Any of you whiners still complaining that we're culturally isolated out here in New Mexico should shut your pie holes. There's plenty going on in these parts. To take yet another example, consider the 2004 Revolutions International Theatre Festival.
For the fourth year in a row, the fine folks at the Tricklock Company have scoured the entire face of the globe to find some of the best experimental theater on the planet. This year, the festival presents even more of a cultural exchange than in years past.
One of the highlights of the 2004 festival occurs during the first week when Acco Theatre Center of Israel presents two performances, Arab Dreams and Anthology. The group is made up of both Arabs and Israelis. Arab Dreams, in particular, will dive into some of the social and cultural intricacies of the Middle East.
"The idea behind that particular play," says Joe Pesce, director of the festival, "is to examine how these two cultures live and don't live together. To see how they view each other through all kinds of cultural stereotypes and to explore the potential for them to live together." Each of the Acco Theatre Center's performances will be followed by a discussion with the audience.
At the Outpost Performance Space, New York City poet and performer Vanessa Hidary will offer up Culture Bandit, a theatrical look at cultural appropriation.
During the festival's second week, Akhe Russian Engineering Theatre from St. Petersberg, Russia, makes an appearance at the Rodey to perform White Cabin, a radically experimental, ritualistic performance piece influenced by silent film.
New York City choreographer Stephen Petronio will bring his company to Albuquerque during the third week of the festival to perform City of Twist, a look at his hometown after 9-11.
Hip hop artist Jonzi D from London will deliver Lyrikal Fearta, which presents urban tales told through the eyes of a young Black man. The Albuquerque Poetry Slam Team and Prophet Productions will open this performance.

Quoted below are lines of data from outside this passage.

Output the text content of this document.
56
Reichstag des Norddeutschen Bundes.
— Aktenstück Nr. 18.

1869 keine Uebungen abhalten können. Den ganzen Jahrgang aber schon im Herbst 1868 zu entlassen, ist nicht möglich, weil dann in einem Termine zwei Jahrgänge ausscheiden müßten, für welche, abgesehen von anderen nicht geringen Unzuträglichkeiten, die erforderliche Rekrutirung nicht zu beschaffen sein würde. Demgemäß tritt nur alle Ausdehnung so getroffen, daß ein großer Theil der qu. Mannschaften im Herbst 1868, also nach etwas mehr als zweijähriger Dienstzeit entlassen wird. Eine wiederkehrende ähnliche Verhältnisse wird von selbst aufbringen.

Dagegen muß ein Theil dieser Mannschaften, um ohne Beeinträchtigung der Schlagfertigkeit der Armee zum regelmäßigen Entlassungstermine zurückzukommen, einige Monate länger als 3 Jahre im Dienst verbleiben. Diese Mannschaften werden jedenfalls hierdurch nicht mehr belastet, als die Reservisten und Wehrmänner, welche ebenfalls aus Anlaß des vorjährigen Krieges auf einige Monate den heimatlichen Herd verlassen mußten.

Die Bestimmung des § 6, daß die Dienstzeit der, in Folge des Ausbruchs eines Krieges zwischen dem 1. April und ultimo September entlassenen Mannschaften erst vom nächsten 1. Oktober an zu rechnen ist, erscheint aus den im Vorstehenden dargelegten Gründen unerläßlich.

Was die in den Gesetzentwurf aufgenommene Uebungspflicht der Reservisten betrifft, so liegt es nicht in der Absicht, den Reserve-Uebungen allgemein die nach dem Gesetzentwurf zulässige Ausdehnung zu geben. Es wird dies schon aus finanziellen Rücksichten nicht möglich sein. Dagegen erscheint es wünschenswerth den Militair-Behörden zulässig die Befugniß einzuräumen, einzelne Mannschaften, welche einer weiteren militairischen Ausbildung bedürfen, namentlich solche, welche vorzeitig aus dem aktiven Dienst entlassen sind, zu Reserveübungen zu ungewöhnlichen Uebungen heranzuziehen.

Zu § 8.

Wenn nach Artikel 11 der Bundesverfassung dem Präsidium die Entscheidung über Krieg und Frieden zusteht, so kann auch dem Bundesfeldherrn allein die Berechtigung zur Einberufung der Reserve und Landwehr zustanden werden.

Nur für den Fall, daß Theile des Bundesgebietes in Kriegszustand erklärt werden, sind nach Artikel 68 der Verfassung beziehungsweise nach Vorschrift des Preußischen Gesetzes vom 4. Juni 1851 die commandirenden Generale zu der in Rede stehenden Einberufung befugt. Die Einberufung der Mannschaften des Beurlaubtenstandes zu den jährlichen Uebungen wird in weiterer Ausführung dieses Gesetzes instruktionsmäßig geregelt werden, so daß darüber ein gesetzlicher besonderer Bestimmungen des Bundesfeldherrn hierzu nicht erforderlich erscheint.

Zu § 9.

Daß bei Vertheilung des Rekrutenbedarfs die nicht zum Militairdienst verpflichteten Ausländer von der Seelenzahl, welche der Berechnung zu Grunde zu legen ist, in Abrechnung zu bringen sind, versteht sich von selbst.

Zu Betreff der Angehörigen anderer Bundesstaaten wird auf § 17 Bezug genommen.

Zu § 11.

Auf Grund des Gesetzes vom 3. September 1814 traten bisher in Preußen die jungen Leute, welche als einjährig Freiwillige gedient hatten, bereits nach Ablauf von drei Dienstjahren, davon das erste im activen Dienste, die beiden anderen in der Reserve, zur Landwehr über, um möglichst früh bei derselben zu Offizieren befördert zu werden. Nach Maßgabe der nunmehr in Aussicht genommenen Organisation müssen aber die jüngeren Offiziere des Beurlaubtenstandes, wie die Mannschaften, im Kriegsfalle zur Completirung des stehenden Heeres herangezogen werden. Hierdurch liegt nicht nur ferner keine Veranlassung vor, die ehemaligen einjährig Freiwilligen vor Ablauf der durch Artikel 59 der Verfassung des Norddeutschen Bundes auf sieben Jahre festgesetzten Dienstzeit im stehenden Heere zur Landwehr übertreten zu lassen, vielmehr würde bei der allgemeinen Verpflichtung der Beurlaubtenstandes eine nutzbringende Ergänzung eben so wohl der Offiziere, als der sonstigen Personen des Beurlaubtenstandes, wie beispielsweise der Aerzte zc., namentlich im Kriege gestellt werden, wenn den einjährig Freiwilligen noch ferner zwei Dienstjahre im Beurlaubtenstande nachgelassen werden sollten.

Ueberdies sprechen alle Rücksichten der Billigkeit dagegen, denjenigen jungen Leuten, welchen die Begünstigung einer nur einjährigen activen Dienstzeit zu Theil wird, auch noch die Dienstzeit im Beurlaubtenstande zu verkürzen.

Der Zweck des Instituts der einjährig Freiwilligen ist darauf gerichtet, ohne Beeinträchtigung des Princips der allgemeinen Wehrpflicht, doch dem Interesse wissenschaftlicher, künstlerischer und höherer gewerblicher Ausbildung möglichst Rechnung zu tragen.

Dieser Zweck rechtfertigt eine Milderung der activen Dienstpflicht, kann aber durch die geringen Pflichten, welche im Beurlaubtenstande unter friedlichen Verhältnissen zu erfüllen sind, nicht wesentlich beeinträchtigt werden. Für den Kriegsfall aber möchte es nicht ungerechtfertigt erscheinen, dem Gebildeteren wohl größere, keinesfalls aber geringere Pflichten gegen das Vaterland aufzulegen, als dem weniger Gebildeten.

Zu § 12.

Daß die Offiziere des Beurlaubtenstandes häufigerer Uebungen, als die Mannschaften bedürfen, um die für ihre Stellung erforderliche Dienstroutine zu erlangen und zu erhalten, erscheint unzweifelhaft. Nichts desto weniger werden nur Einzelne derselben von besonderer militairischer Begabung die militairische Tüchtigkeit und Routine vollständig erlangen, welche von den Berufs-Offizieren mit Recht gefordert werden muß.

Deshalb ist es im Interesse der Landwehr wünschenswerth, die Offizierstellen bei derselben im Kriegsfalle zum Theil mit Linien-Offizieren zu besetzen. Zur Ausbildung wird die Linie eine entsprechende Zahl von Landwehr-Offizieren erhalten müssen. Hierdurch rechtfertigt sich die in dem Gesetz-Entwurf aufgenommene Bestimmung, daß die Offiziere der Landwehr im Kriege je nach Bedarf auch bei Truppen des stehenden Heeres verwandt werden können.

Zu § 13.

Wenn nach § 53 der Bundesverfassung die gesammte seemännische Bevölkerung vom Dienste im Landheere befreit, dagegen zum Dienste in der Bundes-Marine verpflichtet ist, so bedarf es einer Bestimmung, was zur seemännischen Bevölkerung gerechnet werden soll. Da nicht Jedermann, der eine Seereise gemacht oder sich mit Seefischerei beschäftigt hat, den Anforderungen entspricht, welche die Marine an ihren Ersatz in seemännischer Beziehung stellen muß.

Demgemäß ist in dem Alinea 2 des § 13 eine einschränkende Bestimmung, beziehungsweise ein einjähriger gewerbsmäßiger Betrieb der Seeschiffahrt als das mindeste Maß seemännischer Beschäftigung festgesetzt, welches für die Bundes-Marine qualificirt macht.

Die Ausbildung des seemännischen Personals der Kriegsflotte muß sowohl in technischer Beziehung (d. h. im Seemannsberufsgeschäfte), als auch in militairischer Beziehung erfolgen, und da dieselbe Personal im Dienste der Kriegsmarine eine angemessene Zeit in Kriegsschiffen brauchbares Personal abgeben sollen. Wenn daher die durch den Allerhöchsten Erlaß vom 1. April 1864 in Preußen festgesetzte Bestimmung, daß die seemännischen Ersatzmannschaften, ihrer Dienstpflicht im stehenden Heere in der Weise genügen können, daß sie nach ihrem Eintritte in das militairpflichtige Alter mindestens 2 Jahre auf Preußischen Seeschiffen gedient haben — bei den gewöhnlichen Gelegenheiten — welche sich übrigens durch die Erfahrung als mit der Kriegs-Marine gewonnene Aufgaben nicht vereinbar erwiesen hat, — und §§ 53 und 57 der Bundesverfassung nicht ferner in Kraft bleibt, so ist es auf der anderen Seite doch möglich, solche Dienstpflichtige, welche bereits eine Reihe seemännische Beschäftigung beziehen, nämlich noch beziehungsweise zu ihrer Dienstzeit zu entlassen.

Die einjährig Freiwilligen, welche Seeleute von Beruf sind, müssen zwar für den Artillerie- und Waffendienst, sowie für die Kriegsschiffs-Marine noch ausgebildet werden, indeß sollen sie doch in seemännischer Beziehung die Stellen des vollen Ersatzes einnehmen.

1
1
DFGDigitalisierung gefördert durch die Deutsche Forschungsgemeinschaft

Interspersed throughout the festival's three-week run will be performances by Tricklock Company members and a special edition of the Tricklock's Saturday night variety show, The Reptilian Lounge. There will also be several panel discussions with international guests and local artists.
According to Pesce, organizing the festival has been difficult, largely because tightened post-9-11 security makes it a tricky undertaking to usher all these international performers into the United States. Even so, this bold, ambitious event seems to have come together nicely.
“Our real goal with this is not to present political theater,” says Pesce, “but a discussion for three weeks with the community about theater's role in making the world a better place. Theater is not just entertainment. It has a place in our evolution as a society.”